From the series: Painted Path Series

Brightmane and the Distant Light: Book 17 (Painted Path Series)

About

Zyriah used to win.

Every barrel race. Every rodeo. Every bet anyone ever made against her. With a red-hot streak and a horse that could turn barrels like he had wings, Zyriah wasn’t just a competitor—she was a legend in the making.
But somewhere along the way, the wins stopped. And when the glory disappeared, something in her started to unravel.

Now, seventeen and angry, Zyriah can’t seem to get anything right. She screams. She throws things. She breaks tack, breaks trust—and worst of all, she’s even lashed out at her horse.

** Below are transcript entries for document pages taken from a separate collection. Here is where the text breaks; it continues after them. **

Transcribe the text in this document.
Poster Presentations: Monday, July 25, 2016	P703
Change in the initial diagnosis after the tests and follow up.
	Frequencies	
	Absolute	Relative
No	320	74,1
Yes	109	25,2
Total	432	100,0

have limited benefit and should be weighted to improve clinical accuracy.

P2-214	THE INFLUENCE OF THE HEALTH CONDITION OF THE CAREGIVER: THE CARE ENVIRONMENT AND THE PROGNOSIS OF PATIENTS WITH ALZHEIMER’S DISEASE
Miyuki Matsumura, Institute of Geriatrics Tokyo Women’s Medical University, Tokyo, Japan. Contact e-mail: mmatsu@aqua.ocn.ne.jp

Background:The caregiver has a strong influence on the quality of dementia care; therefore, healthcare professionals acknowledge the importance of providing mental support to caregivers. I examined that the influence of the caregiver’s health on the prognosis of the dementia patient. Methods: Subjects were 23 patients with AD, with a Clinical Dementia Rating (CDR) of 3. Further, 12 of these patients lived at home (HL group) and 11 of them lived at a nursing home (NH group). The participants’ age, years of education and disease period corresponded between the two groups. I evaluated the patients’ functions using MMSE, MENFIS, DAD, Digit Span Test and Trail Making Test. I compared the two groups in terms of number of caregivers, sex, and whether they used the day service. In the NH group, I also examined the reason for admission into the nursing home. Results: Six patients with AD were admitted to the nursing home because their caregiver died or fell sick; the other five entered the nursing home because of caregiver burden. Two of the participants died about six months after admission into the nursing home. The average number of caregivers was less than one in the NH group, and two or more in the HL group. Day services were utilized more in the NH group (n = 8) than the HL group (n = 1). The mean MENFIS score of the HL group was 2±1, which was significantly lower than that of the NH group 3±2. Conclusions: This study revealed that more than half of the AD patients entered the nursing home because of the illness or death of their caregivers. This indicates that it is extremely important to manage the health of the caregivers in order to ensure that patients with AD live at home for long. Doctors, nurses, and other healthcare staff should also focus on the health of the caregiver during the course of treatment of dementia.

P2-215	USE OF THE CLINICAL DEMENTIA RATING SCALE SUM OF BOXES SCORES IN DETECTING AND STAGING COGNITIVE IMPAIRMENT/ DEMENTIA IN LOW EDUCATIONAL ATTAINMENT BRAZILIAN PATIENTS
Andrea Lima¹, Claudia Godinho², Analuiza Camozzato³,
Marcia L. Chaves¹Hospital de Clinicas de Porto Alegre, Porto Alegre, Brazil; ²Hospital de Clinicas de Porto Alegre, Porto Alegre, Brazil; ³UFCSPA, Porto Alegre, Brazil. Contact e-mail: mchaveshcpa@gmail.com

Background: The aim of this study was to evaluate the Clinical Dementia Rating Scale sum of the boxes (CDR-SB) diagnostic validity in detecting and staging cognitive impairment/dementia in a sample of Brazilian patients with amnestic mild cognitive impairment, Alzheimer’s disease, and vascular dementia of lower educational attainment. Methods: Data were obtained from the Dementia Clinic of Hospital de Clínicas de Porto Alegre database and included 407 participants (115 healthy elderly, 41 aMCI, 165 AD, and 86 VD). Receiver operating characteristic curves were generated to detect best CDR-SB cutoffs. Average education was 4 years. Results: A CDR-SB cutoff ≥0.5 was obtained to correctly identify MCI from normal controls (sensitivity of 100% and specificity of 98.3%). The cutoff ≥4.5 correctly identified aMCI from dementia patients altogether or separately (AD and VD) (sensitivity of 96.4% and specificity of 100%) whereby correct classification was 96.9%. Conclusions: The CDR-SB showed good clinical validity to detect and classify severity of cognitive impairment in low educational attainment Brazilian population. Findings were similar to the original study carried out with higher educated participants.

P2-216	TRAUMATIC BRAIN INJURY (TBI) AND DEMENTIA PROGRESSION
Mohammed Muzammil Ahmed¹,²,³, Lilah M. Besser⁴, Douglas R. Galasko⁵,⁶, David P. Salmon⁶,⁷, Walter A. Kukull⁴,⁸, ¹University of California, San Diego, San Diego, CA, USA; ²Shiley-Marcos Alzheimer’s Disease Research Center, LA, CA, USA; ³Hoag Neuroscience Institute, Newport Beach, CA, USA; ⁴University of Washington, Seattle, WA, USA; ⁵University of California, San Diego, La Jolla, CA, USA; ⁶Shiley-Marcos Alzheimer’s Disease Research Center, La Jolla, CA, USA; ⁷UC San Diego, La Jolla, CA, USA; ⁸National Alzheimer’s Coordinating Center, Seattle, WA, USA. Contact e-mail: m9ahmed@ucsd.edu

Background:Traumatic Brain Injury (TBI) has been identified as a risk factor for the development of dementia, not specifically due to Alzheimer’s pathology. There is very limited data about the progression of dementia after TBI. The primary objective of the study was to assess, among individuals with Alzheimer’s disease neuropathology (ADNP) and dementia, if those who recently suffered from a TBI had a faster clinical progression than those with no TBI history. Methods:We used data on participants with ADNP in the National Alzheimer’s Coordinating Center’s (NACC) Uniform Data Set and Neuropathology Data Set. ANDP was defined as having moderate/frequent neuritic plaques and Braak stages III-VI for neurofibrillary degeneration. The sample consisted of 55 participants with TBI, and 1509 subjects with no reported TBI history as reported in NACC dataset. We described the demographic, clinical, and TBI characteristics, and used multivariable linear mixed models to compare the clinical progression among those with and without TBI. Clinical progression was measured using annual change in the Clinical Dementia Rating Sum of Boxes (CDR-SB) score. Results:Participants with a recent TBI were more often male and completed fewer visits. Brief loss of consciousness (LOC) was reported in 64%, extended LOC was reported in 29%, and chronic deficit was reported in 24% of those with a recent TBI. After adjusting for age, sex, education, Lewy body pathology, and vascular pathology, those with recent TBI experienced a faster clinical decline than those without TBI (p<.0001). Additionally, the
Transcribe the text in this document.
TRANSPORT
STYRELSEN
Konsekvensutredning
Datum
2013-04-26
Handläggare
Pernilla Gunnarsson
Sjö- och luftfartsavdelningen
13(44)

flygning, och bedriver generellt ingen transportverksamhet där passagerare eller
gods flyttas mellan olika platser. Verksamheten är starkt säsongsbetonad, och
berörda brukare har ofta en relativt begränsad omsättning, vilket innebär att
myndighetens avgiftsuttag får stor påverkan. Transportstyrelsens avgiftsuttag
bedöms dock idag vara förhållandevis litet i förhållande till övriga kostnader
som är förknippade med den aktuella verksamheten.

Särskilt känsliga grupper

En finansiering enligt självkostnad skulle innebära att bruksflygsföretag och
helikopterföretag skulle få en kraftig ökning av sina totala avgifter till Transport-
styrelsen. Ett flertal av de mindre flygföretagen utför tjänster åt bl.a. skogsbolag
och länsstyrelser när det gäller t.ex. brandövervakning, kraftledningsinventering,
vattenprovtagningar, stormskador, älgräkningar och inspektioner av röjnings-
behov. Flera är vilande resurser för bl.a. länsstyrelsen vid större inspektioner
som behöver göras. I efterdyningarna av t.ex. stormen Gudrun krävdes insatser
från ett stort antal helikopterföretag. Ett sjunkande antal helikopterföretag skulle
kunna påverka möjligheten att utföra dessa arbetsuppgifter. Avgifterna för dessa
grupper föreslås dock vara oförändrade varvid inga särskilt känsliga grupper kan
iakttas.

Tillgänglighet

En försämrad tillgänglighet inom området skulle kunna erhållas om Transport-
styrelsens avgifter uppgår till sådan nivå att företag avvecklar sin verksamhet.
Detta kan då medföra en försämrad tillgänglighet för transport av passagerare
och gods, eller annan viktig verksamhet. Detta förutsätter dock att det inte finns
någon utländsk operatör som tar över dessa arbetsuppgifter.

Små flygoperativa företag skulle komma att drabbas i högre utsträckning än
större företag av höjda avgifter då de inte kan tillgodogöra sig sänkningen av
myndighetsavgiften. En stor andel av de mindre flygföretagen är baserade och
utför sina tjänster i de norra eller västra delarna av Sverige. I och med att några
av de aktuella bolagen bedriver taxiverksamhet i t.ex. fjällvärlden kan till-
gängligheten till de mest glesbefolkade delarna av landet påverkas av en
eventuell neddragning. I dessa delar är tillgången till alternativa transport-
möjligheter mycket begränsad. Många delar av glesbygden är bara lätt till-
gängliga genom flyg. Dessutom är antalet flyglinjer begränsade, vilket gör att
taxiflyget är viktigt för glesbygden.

The same animal who once carried her to every victory now flinches at her touch. And deep down, Zyriah knows she’s crossed a line.

That should have been the end of her story.

But then Brightmane came.

An Arabian unlike any other—quiet, brilliant, and fierce in a way that doesn’t show up in ribbons—Brightmane doesn’t scare easy. And she doesn’t run from broken things. Instead, she walks Zyriah into a world far beyond the rodeo grounds, a place where darkness has shape and light must be earned. A place where despair can swallow you whole… or lead you somewhere better.

In this land where emotion takes form and shadows follow lies, Zyriah must face every piece of herself she’s tried to outrun. Her rage. Her regret. Her aching need to matter. And above all, the question she’s never dared ask: what if hope isn’t gone—but just waiting for her to reach toward it?

Brightmane and the Distant Light is a journey through the fire and back, a story of redemption forged in the dust and heart of the wild. It’s for every young woman who’s ever felt like a failure, who’s ever tried to fight her way back but didn’t know where to begin. It’s for the ones who break, but still ride on.

Written with raw truth and western soul, this is Book 17 in the Painted Path series—each story a standalone tale of a troubled youth, a remarkable horse, and one core virtue that changes everything. In this book, that virtue is Hope.

Not the easy kind. Not the soft kind. But the kind you earn in the dark.